I numeri ce li ha e sono davvero importanti, a partire dal fatturato: oltre 10 miliardi di euro se si conta anche l'impiantistica industriale. Poi ha grandi nomi. Big come Barilla, eccellenze come il Parmigiano Reggiano e il Prosciutto di Parma. Famosa nel mondo, e in fondo cuore della storica tradizione alimentare italiana, adesso Parma si gioca il tutto per tutto per entrare nel prestigioso club Unesco, il circuito delle città creative per la gastronomia dell'agenzia delle Nazioni Unite. “Abbiamo tutte le carte in regola per meritare questo riconoscimento”, dice il presidente degli industriali della provincia emiliana, Alberto Figna.

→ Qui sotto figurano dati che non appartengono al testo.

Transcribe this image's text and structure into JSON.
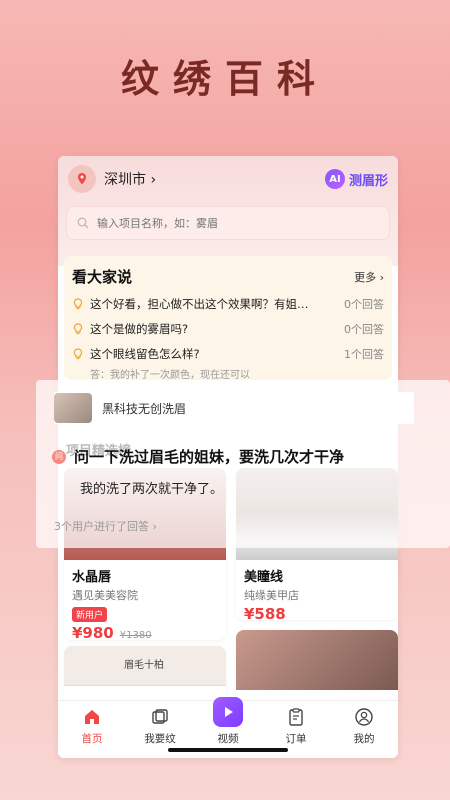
{
  "headline": "纹绣百科",
  "header": {
    "city": "深圳市 ›",
    "ai_label": "测眉形",
    "ai_badge_text": "AI"
  },
  "search": {
    "placeholder": "输入项目名称，如：雾眉"
  },
  "qa_section": {
    "title": "看大家说",
    "more_label": "更多 ›",
    "items": [
      {
        "question": "这个好看，担心做不出这个效果啊？有姐…",
        "count": "0个回答"
      },
      {
        "question": "这个是做的雾眉吗?",
        "count": "0个回答"
      },
      {
        "question": "这个眼线留色怎么样?",
        "count": "1个回答"
      }
    ],
    "answer_preview": "答：我的补了一次颜色，现在还可以"
  },
  "overlay": {
    "item_label": "黑科技无创洗眉",
    "section_title": "项目精选榜",
    "ask_badge": "问",
    "question": "问一下洗过眉毛的姐妹，要洗几次才干净",
    "answer": "我的洗了两次就干净了。",
    "meta": "3个用户进行了回答 ›"
  },
  "products": [
    {
      "name": "水晶唇",
      "shop": "遇见美美容院",
      "tag": "新用户",
      "price": "¥980",
      "original_price": "¥1380"
    },
    {
      "name": "美瞳线",
      "shop": "纯缘美甲店",
      "price": "¥588"
    }
  ],
  "brow_card_label": "眉毛十柏",
  "tabbar": {
    "items": [
      {
        "label": "首页",
        "icon": "home-icon",
        "active": true
      },
      {
        "label": "我要纹",
        "icon": "stack-icon",
        "active": false
      },
      {
        "label": "视频",
        "icon": "play-icon",
        "active": false
      },
      {
        "label": "订单",
        "icon": "clipboard-icon",
        "active": false
      },
      {
        "label": "我的",
        "icon": "user-icon",
        "active": false
      }
    ]
  },
  "colors": {
    "accent": "#f04848",
    "background": "#f4a29f",
    "video_button": "#8b4cff"
  }
}
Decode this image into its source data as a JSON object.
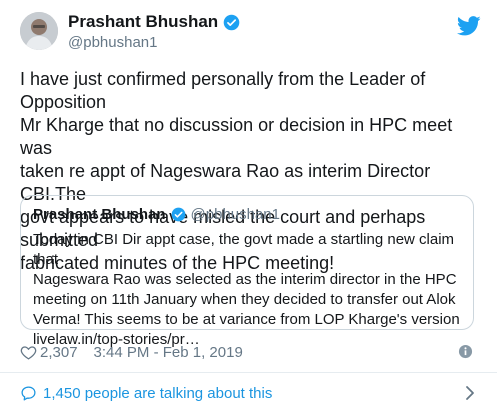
{
  "tweet": {
    "author": {
      "name": "Prashant Bhushan",
      "handle": "@pbhushan1",
      "verified": true
    },
    "text": "I have just confirmed personally from the Leader of Opposition\nMr Kharge that no discussion or decision in HPC meet was\ntaken re appt of Nageswara Rao as interim Director CBI.The\ngovt appears to have misled the court and perhaps submitted\nfabricated minutes of the HPC meeting!",
    "quoted": {
      "name": "Prashant Bhushan",
      "handle": "@pbhushan1",
      "text": "Today in CBI Dir appt case, the govt made a startling new claim that\nNageswara Rao was selected as the interim director in the HPC\nmeeting on 11th January when they decided to transfer out Alok\nVerma! This seems to be at variance from LOP Kharge's version\nlivelaw.in/top-stories/pr…"
    },
    "likes": "2,307",
    "timestamp": "3:44 PM - Feb 1, 2019",
    "talking": "1,450 people are talking about this"
  },
  "colors": {
    "accent": "#1da1f2",
    "link": "#1b95e0",
    "secondary_text": "#657786",
    "border": "#ccd6dd"
  },
  "icons": [
    "verified-badge-icon",
    "twitter-bird-icon",
    "heart-icon",
    "info-icon",
    "comment-bubble-icon",
    "chevron-right-icon"
  ]
}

La macchina per convincere gli ambasciatori Unesco che la città ha i titoli per entrare nel club ora si è messa in moto. Prima con la sigla di un protocollo d'intesa che ha messo d'accordo tutti, dal Comune, alla Provincia alla Camera di Commercio a Fiere di Parma agli industriali. Poi con la missione del sindaco Federico Pizzarotti a Parigi: martedì incontrerà gli ambasciatori per perorare la causa, portandosi dietro non solo i dati economici ma anche ciò che, aldilà dei bilanci di settore, ha fatto della città emiliana un punto di riferimento per l'industria del food. “Abbiamo la forza di una cultura – spiega Figna – permeata da una tradizione straordinaria, da un gran numero di prodotti Dop e Igp conosciuti in tutto il mondo. Ma il riconoscimento non deve essere un approdo. E' un punto di partenza per promuovere il nostro sistema”.

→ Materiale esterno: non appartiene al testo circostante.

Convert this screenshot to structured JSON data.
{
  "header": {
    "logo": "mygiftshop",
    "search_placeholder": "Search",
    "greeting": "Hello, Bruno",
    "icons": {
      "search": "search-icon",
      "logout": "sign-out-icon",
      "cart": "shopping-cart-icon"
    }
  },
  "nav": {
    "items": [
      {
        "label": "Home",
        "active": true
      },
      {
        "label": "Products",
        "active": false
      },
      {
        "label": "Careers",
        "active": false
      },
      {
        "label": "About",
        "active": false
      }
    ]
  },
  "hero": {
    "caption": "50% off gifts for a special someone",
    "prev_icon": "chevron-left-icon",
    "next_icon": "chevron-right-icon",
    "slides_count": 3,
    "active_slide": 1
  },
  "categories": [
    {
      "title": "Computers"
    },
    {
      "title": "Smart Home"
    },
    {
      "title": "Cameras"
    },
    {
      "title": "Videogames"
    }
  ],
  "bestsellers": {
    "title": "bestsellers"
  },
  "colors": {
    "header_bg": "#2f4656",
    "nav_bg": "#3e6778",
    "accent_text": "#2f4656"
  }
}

Dopo la designazione estiva da parte della commissione nazionale dell'organizzazione, con l'intesa Parma ha serrato i ranghi. Il traguardo potrebbe essere davvero a portata di mano, in uno scenario mondiale non privo di paradossi, visto che attualmente tra le otto città insignite dell'onore non ce n'è una italiana, a dispetto della forza del made in Italy. Si va, infatti, dalla Svezia al Brasile, dalla Cina al Libano. C'è posto pure per la Corea del Sud e per il Giappone. Per appuntarsi la medaglia Parma ha messo sul piatto Consorzi di tutela e industrie, una manifestazione turistica dedicata – Cibus –, una università la cui proposta formativa riflette la storica vocazione del territorio. Poi c'è il capitolo sostenibilità, fattore chiave per aggiudicarsi la vittoria. “Ma questo è uno dei nostri principali asset di sviluppo”, ricorda Figna.

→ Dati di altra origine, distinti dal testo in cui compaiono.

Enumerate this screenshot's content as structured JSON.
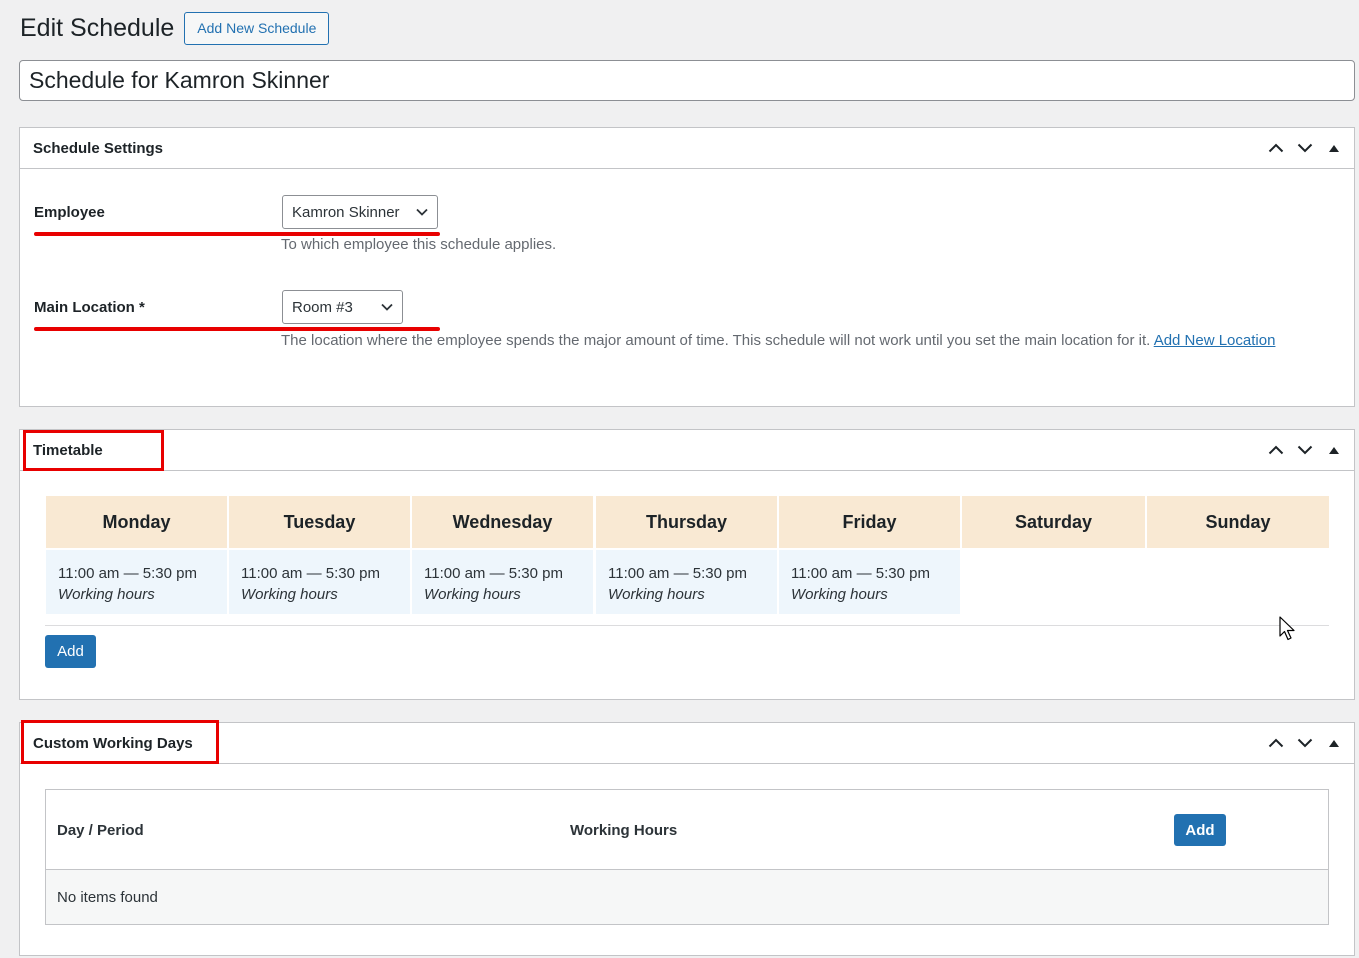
{
  "page": {
    "title": "Edit Schedule",
    "add_new_label": "Add New Schedule",
    "schedule_title": "Schedule for Kamron Skinner"
  },
  "schedule_settings": {
    "title": "Schedule Settings",
    "employee_label": "Employee",
    "employee_value": "Kamron Skinner",
    "employee_desc": "To which employee this schedule applies.",
    "location_label": "Main Location *",
    "location_value": "Room #3",
    "location_desc": "The location where the employee spends the major amount of time. This schedule will not work until you set the main location for it.",
    "location_link": "Add New Location"
  },
  "timetable": {
    "title": "Timetable",
    "days": [
      "Monday",
      "Tuesday",
      "Wednesday",
      "Thursday",
      "Friday",
      "Saturday",
      "Sunday"
    ],
    "slots": [
      {
        "time": "11:00 am — 5:30 pm",
        "type": "Working hours"
      },
      {
        "time": "11:00 am — 5:30 pm",
        "type": "Working hours"
      },
      {
        "time": "11:00 am — 5:30 pm",
        "type": "Working hours"
      },
      {
        "time": "11:00 am — 5:30 pm",
        "type": "Working hours"
      },
      {
        "time": "11:00 am — 5:30 pm",
        "type": "Working hours"
      }
    ],
    "add_label": "Add"
  },
  "custom_days": {
    "title": "Custom Working Days",
    "col_day": "Day / Period",
    "col_hours": "Working Hours",
    "add_label": "Add",
    "empty_text": "No items found"
  },
  "icons": {
    "move_up": "chevron-up-icon",
    "move_down": "chevron-down-icon",
    "toggle": "triangle-up-icon",
    "select_arrow": "chevron-down-icon",
    "cursor": "mouse-pointer-icon"
  },
  "colors": {
    "accent": "#2271b1",
    "highlight": "#e80000",
    "day_header_bg": "#f9e9d3",
    "slot_bg": "#eef6fc"
  }
}
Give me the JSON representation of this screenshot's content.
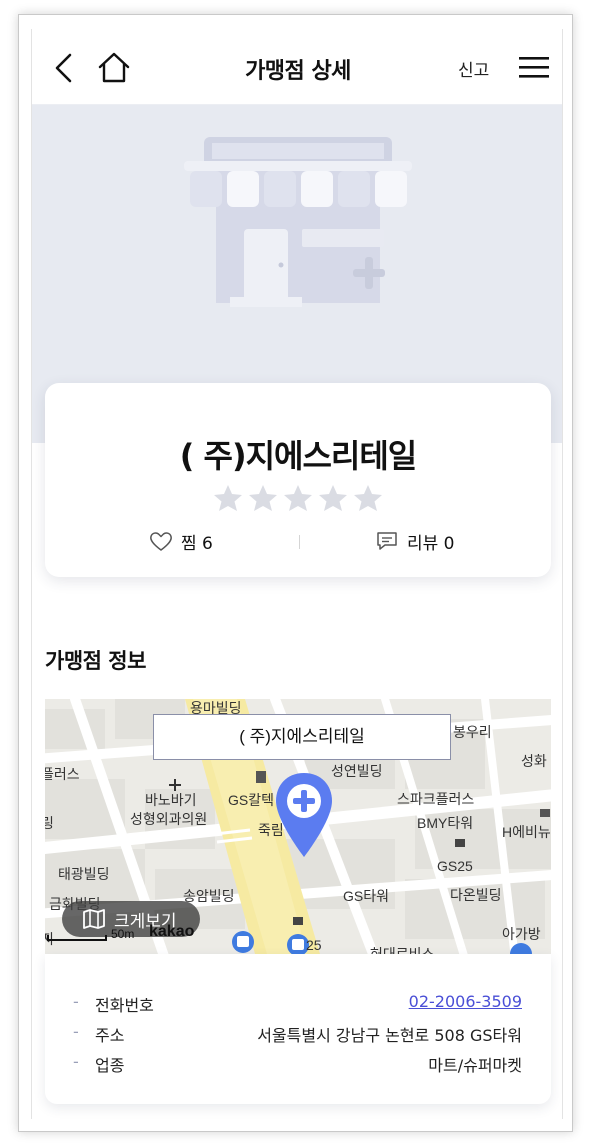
{
  "header": {
    "title": "가맹점 상세",
    "report_label": "신고",
    "back_icon": "chevron-left-icon",
    "home_icon": "home-icon",
    "menu_icon": "hamburger-menu-icon"
  },
  "store": {
    "name": "( 주)지에스리테일",
    "rating": {
      "value": 0,
      "max": 5
    },
    "like_label": "찜 6",
    "review_label": "리뷰 0"
  },
  "section": {
    "title": "가맹점 정보"
  },
  "map": {
    "marker_label": "( 주)지에스리테일",
    "enlarge_label": "크게보기",
    "scale_label": "50m",
    "provider_label": "kakao",
    "places": [
      "용마빌딩",
      "봉우리",
      "성화",
      "플러스",
      "성연빌딩",
      "바노바기",
      "GS칼텍",
      "성형외과의원",
      "스파크플러스",
      "BMY타워",
      "H에비뉴",
      "죽림",
      "GS25",
      "태광빌딩",
      "금화빌딩",
      "송암빌딩",
      "GS타워",
      "다온빌딩",
      "아가방",
      "25",
      "링",
      "지",
      "허대로비스"
    ]
  },
  "details": [
    {
      "label": "전화번호",
      "value": "02-2006-3509",
      "link": true
    },
    {
      "label": "주소",
      "value": "서울특별시 강남구 논현로 508 GS타워",
      "link": false
    },
    {
      "label": "업종",
      "value": "마트/슈퍼마켓",
      "link": false
    }
  ],
  "colors": {
    "accent": "#4a4fd6",
    "marker": "#5b7cf0",
    "hero_bg": "#e7eaf1",
    "star_empty": "#dadce3"
  }
}
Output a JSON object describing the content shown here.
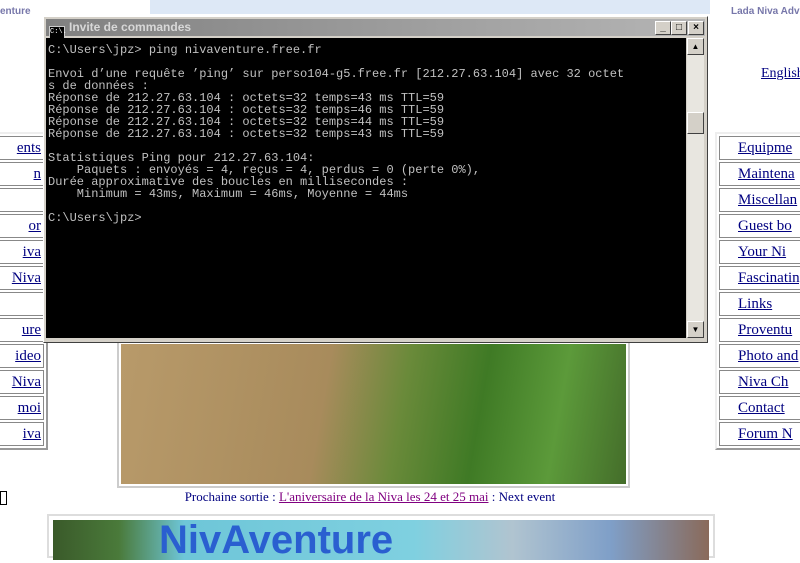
{
  "site": {
    "title_left": "enture",
    "title_right": "Lada Niva Adv",
    "english_link": "English"
  },
  "left_nav": [
    "ents",
    "n",
    "",
    "or",
    "iva",
    "Niva",
    "",
    "ure",
    "ideo",
    "Niva",
    "moi",
    "iva"
  ],
  "right_nav": [
    "Equipme",
    "Maintena",
    "Miscellan",
    "Guest bo",
    "Your Ni",
    "Fascinating",
    "Links",
    "Proventu",
    "Photo and",
    "Niva Ch",
    "Contact",
    "Forum N"
  ],
  "next_event": {
    "prefix": "Prochaine sortie : ",
    "link": "L'aniversaire de la Niva les 24 et 25 mai",
    "suffix": " : Next event"
  },
  "banner": {
    "logo": "NivAventure"
  },
  "cmd": {
    "title": "Invite de commandes",
    "icon_text": "C:\\.",
    "minimize": "_",
    "maximize": "□",
    "close": "×",
    "lines": [
      "C:\\Users\\jpz> ping nivaventure.free.fr",
      "",
      "Envoi d’une requête ’ping’ sur perso104-g5.free.fr [212.27.63.104] avec 32 octet",
      "s de données :",
      "Réponse de 212.27.63.104 : octets=32 temps=43 ms TTL=59",
      "Réponse de 212.27.63.104 : octets=32 temps=46 ms TTL=59",
      "Réponse de 212.27.63.104 : octets=32 temps=44 ms TTL=59",
      "Réponse de 212.27.63.104 : octets=32 temps=43 ms TTL=59",
      "",
      "Statistiques Ping pour 212.27.63.104:",
      "    Paquets : envoyés = 4, reçus = 4, perdus = 0 (perte 0%),",
      "Durée approximative des boucles en millisecondes :",
      "    Minimum = 43ms, Maximum = 46ms, Moyenne = 44ms",
      "",
      "C:\\Users\\jpz>"
    ]
  }
}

La città sale sul ring pronta a vedersela con concorrenti come Portland (Usa) e Burgos (Spagna), con una filiera che si estende anche all'educazione alimentare. Grazie al solo food, con ricavi per 7,7 miliardi, esporta in tutto il mondo per un valore di quasi 1,3 miliardi. A sua volta l'impiantistica – 2,4 miliardi di fatturato – destina all'estero il 52% della produzione. “Abbiamo tre parole chiave – dice Federico Pizzarotti – che sono esperienza, educazione, produzione. E pensiamo che la cultura del cibo e della buona tavola si sposi perfettamente con la Parma che vogliamo promuovere: città del benessere”.